There's a bit in Caitlin Moran's brilliant interview with Gaga in the Times where Gaga talks about the audience she performs for:

"I have just come up with the theory that, if you have one of your heroes lying tipsily next to you, you should tell them all the pretentious pop-culture theories you have come up with about them. So I slurringly tell her that the difference between her and, say, Madonna, is that you don’t penetrate Gaga. Her songs and videos are – while sexual – about dysfunction and neuroses and alienation and self-discovery. They’re not, in any sense, a come-on. Despite having worn very little clothing for most of her career, Gaga is not a prick tease.
“Yeah! It’s not what straight men masturbate over when they’re at home watching pornography,” she confirms. “It’s not for them. It’s for… us.” And she gestures around the club."

The "...us" she's referring to are very much in evidence in the crowd tonight.  There are plenty of people here dressed up for their night out, but lots of other people have gone the extra mile for their heroine, whether they are guys dressed like the Future Sailors from the Mighty Boosh, people wearing fluorescent "Just Dance" t-shirts, with diet coke cans curled into their quiffs, or girls in towering stilettos and masks... something about Gaga has encouraged them all to make a bold, personal statement.  Gaga touches on this in her set when she tells her "Little Monsters" that they can be the person that they want to be, and that they don't have to give a damn what anyone else thinks or says.

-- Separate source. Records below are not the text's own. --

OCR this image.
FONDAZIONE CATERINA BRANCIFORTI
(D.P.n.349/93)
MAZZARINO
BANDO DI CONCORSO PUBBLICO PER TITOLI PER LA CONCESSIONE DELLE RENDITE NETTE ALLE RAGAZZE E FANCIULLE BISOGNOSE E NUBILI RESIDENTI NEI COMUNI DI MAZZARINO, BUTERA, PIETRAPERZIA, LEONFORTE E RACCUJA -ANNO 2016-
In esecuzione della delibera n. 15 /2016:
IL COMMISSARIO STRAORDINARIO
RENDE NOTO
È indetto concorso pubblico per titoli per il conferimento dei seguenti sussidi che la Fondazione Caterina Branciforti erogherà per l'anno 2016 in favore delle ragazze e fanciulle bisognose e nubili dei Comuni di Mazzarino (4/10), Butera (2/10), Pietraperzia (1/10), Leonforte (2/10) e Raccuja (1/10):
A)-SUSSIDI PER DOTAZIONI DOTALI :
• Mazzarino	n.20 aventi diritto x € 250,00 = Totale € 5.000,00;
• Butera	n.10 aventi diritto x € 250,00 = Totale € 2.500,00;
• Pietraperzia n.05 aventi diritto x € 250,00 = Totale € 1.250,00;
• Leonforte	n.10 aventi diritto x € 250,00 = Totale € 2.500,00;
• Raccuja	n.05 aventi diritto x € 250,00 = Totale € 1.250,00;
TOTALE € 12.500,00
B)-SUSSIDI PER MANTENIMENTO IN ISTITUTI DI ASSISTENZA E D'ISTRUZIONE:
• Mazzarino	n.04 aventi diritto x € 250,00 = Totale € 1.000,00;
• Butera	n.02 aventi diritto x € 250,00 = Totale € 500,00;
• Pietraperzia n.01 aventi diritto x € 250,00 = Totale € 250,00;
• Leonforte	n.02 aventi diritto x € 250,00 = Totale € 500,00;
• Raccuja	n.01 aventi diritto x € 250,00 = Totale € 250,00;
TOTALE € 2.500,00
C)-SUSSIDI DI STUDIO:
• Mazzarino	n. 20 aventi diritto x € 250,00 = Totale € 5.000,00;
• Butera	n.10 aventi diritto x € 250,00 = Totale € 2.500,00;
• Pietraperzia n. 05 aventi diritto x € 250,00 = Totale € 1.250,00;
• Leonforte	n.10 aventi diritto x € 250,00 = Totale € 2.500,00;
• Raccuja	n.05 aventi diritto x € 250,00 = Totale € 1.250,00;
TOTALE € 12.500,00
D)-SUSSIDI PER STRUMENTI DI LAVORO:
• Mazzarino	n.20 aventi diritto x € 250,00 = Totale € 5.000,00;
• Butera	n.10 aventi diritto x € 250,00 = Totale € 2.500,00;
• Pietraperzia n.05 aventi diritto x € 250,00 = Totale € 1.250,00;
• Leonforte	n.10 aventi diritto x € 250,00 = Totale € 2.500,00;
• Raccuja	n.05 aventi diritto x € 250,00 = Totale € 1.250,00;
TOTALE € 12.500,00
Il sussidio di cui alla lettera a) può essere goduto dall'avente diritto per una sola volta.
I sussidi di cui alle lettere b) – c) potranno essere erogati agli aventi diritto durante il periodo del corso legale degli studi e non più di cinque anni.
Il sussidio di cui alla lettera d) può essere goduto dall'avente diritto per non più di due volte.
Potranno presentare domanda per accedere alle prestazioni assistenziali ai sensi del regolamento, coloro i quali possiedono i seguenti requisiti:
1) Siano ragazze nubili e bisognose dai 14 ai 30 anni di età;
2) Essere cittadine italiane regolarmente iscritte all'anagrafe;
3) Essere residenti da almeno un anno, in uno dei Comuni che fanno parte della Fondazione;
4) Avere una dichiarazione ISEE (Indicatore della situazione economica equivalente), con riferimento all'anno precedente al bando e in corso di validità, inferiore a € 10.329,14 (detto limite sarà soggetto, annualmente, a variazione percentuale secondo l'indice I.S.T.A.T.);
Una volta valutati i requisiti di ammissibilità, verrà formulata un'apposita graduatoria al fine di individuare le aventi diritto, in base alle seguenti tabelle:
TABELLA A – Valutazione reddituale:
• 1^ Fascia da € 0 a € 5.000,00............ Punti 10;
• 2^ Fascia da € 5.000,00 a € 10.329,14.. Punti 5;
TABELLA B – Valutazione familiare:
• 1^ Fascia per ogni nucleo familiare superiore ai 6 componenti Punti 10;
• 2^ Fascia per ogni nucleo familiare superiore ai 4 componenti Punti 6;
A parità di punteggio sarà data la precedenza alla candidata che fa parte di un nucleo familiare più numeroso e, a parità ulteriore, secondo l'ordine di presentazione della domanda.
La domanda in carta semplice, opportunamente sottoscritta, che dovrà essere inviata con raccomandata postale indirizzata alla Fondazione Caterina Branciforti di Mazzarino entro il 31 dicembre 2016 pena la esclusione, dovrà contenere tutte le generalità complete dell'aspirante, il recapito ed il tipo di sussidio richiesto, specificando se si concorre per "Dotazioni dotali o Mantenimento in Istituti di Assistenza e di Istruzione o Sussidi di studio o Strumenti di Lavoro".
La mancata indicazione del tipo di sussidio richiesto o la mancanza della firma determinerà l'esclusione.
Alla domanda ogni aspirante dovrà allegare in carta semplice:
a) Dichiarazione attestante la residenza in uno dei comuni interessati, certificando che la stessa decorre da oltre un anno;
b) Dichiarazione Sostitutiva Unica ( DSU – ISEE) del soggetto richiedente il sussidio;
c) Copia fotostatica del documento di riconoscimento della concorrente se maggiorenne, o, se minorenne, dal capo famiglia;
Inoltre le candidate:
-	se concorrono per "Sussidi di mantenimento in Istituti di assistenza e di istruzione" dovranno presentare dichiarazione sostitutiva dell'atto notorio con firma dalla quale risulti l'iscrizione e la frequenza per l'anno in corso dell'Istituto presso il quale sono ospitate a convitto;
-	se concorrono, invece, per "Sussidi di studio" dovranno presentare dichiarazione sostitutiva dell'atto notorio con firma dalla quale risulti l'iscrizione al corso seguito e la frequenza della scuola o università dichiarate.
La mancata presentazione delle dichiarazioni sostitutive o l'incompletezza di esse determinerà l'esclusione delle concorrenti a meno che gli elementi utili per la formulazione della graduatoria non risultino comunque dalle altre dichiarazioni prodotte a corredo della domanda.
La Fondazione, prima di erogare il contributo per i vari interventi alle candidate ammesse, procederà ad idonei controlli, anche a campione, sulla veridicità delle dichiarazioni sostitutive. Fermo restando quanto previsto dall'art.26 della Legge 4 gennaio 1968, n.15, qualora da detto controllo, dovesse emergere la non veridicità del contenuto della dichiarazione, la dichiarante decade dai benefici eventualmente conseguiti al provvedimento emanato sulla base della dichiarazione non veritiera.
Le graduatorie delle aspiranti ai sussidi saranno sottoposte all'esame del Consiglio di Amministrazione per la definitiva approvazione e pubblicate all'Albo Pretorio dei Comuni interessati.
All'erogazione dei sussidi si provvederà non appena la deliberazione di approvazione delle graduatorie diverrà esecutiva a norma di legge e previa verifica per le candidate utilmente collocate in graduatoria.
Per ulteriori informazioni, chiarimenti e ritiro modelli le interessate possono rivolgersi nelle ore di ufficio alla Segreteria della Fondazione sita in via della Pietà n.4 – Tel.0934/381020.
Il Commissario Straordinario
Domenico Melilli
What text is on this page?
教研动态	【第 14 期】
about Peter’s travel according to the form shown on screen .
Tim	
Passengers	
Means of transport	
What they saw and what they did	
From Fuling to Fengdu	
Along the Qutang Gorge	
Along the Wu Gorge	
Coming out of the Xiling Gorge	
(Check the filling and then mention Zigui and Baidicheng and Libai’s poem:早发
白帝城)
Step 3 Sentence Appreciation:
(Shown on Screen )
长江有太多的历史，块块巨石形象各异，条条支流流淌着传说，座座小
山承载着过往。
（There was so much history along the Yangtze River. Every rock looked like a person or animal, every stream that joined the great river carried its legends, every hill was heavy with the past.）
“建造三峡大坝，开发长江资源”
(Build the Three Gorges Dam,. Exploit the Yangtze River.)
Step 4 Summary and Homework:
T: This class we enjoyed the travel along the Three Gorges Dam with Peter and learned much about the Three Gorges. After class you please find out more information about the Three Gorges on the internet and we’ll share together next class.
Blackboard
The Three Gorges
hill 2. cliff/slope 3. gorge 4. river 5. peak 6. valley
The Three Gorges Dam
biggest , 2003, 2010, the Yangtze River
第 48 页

The set itself is quite a spectacle, with large neon signs, a full band including two guitarists and lots of heavily-muscled male and female dancers.  Gaga herself first appears silhouetted against a white screen before making her way down a staircase to the front of the stage.  For the first, but not for the last time during the set, I wonder if she's actually singing or if she's miming along to a tape..... not that it really matters, as she's rapturously received by her adoring crowd who scream regardless.  We're underway, and what follows is some two hours of thumping, muscular, slightly samey-sounding, pneumatic synthesiser music.  Gaga works her socks off with her dancers, supported by her old flatmate and gay best friend, who is centrestage throughout.  She might be supported by a taped vocal, but her microphone is very definitely on when she tells us that she's pleased to be back in the country: "You have some pretty big cock here in the UK so DANCE YOU MOTHERFUCKERS!"

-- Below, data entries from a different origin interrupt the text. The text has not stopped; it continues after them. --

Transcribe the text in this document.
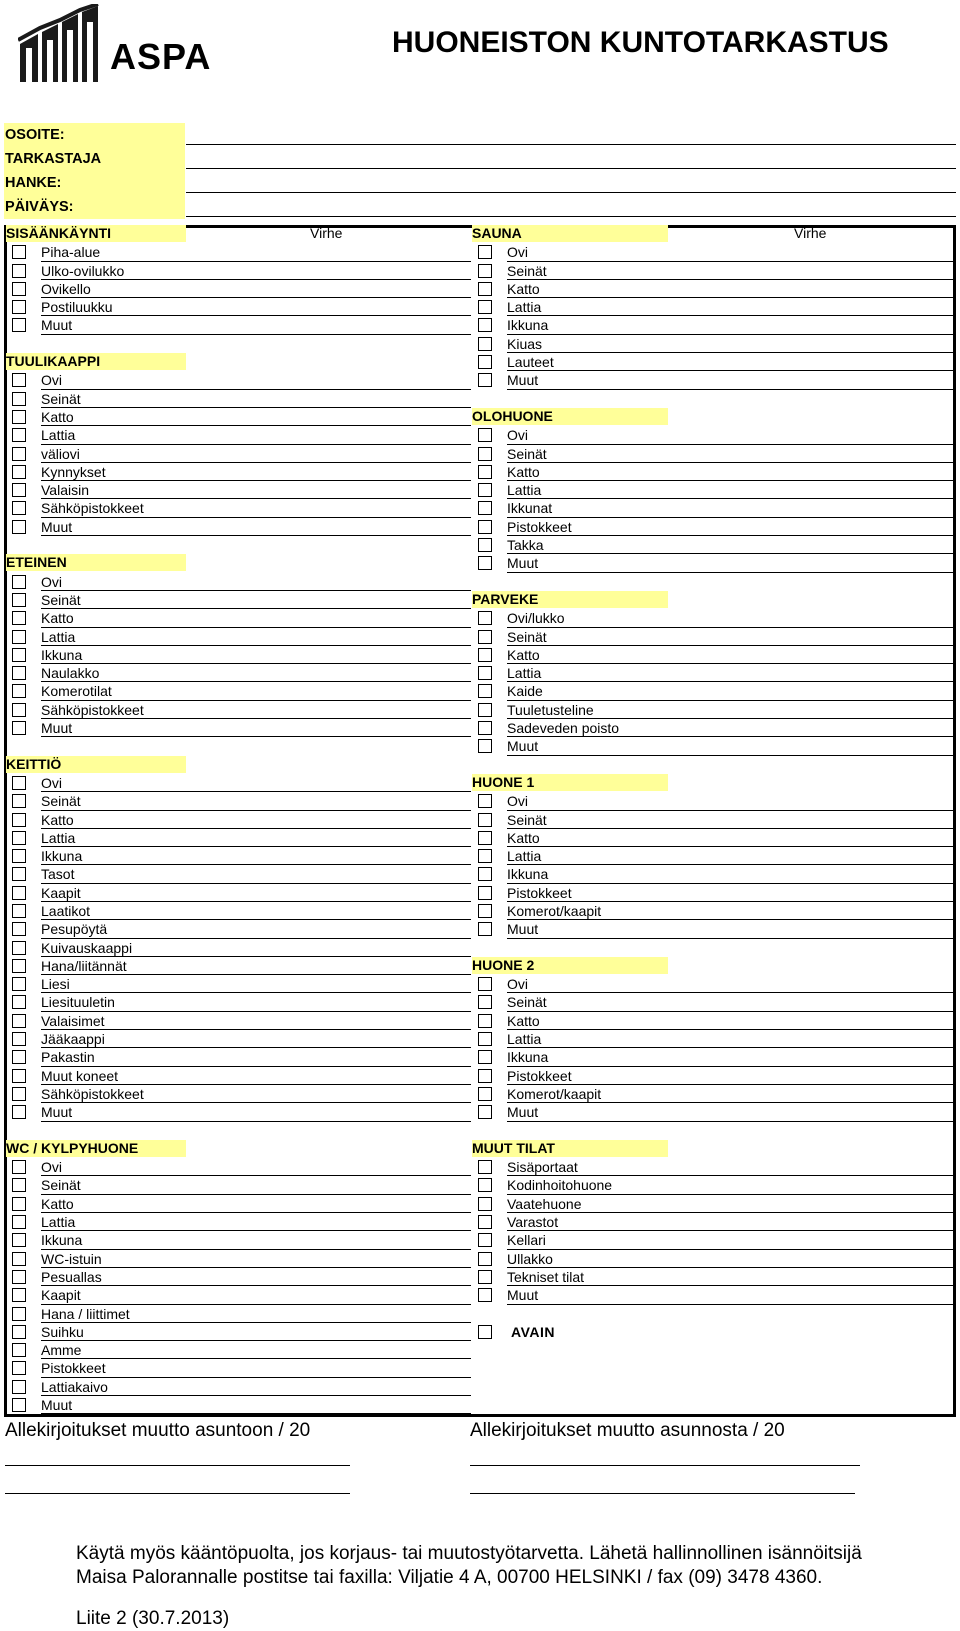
ASPA	HUONEISTON KUNTOTARKASTUS
OSOITE:
TARKASTAJA
HANKE:
PÄIVÄYS:
SISÄÄNKÄYNTI	Virhe
Piha-alue
Ulko-ovilukko
Ovikello
Postiluukku
Muut
TUULIKAAPPI
Ovi
Seinät
Katto
Lattia
väliovi
Kynnykset
Valaisin
Sähköpistokkeet
Muut
ETEINEN
Ovi
Seinät
Katto
Lattia
Ikkuna
Naulakko
Komerotilat
Sähköpistokkeet
Muut
KEITTIÖ
Ovi
Seinät
Katto
Lattia
Ikkuna
Tasot
Kaapit
Laatikot
Pesupöytä
Kuivauskaappi
Hana/liitännät
Liesi
Liesituuletin
Valaisimet
Jääkaappi
Pakastin
Muut koneet
Sähköpistokkeet
Muut
WC / KYLPYHUONE
Ovi
Seinät
Katto
Lattia
Ikkuna
WC-istuin
Pesuallas
Kaapit
Hana / liittimet
Suihku
Amme
Pistokkeet
Lattiakaivo
Muut
SAUNA	Virhe
Ovi
Seinät
Katto
Lattia
Ikkuna
Kiuas
Lauteet
Muut
OLOHUONE
Ovi
Seinät
Katto
Lattia
Ikkunat
Pistokkeet
Takka
Muut
PARVEKE
Ovi/lukko
Seinät
Katto
Lattia
Kaide
Tuuletusteline
Sadeveden poisto
Muut
HUONE 1
Ovi
Seinät
Katto
Lattia
Ikkuna
Pistokkeet
Komerot/kaapit
Muut
HUONE 2
Ovi
Seinät
Katto
Lattia
Ikkuna
Pistokkeet
Komerot/kaapit
Muut
MUUT TILAT
Sisäportaat
Kodinhoitohuone
Vaatehuone
Varastot
Kellari
Ullakko
Tekniset tilat
Muut
AVAIN
Allekirjoitukset muutto asuntoon / 20	Allekirjoitukset muutto asunnosta / 20
Käytä myös kääntöpuolta, jos korjaus- tai muutostyötarvetta. Lähetä hallinnollinen isännöitsijä
Maisa Palorannalle postitse tai faxilla: Viljatie 4 A, 00700 HELSINKI / fax (09) 3478 4360.
Liite 2 (30.7.2013)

It's all very entertaining, but two things slightly sour the night for me: the first is that, when compared to the majesty of the singles, much of Gaga's material sounds a bit thin.  I suppose the sheer quality of those singles makes some sort of drop-off in quality inevitable, but the simple fact remains that Gaga's other songs sound like filler, in a way that I don't think they do on the album.  This fluctuating quality is compounded by the sheer amount of time that the audience spends looking at an empty stage, either because the set is being shifted or because Gaga is changing into another costume.  I realise that the costume-changes are all part of the theatre, but it does drag a good 60 minute set out over two hours.  It's not exactly boring, and we get the discostick, the firework firing bra and knicker set and all that, but neither has much effort has been made for the audience to do anything during those breaks but wait for the show to recommence.  The set itself is interesting, but ultimately I don't think it's a spectacular as I was expecting.  It looks good, but for all the pauses, it doesn't fundamentally change all that much (although hats off for the giant angler fish that attacks Gaga during Paparazzi....).  It's okay, but it's not amazing.

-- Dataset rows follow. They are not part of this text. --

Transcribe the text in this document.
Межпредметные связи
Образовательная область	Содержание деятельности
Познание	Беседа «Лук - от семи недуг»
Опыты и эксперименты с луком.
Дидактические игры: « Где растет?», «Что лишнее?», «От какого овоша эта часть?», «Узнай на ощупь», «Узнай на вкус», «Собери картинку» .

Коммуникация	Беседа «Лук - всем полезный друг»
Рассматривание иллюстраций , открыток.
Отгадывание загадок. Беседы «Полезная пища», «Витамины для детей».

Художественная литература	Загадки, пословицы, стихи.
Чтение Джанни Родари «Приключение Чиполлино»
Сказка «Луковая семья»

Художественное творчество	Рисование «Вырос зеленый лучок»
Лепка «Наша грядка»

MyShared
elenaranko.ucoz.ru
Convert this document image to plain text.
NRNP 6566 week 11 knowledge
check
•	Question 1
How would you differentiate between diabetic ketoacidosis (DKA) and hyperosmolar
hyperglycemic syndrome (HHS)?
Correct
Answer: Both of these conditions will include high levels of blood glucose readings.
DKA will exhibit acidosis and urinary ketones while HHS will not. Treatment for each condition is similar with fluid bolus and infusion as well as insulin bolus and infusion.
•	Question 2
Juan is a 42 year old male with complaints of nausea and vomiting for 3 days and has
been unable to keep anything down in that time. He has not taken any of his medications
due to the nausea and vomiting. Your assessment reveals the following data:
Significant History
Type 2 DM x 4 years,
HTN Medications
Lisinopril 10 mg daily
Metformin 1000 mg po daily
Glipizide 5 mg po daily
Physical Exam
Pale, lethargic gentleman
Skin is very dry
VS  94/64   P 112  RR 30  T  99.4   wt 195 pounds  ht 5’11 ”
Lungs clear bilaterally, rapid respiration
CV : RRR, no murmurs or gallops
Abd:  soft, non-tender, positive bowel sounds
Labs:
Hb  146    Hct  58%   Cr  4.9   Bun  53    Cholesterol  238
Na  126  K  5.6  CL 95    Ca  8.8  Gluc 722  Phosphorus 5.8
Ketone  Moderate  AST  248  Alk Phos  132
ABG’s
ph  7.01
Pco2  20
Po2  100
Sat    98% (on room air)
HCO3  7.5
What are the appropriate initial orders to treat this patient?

We finish, of course, with "Bad Romance", and we leave the arena with Gaga's protestations that no one will love their fans as much as she does ringing in our ears.  Alright, so from a purely musical point of view this might have left a little to be desired..... long pauses, filler and the possible use of taped vocals.... but for once, none of that seems to be all that important.  This was an event almost as much as it was a gig, and I'm buzzing to have seen Gaga at work and grateful to Mike and LB for the opportunity.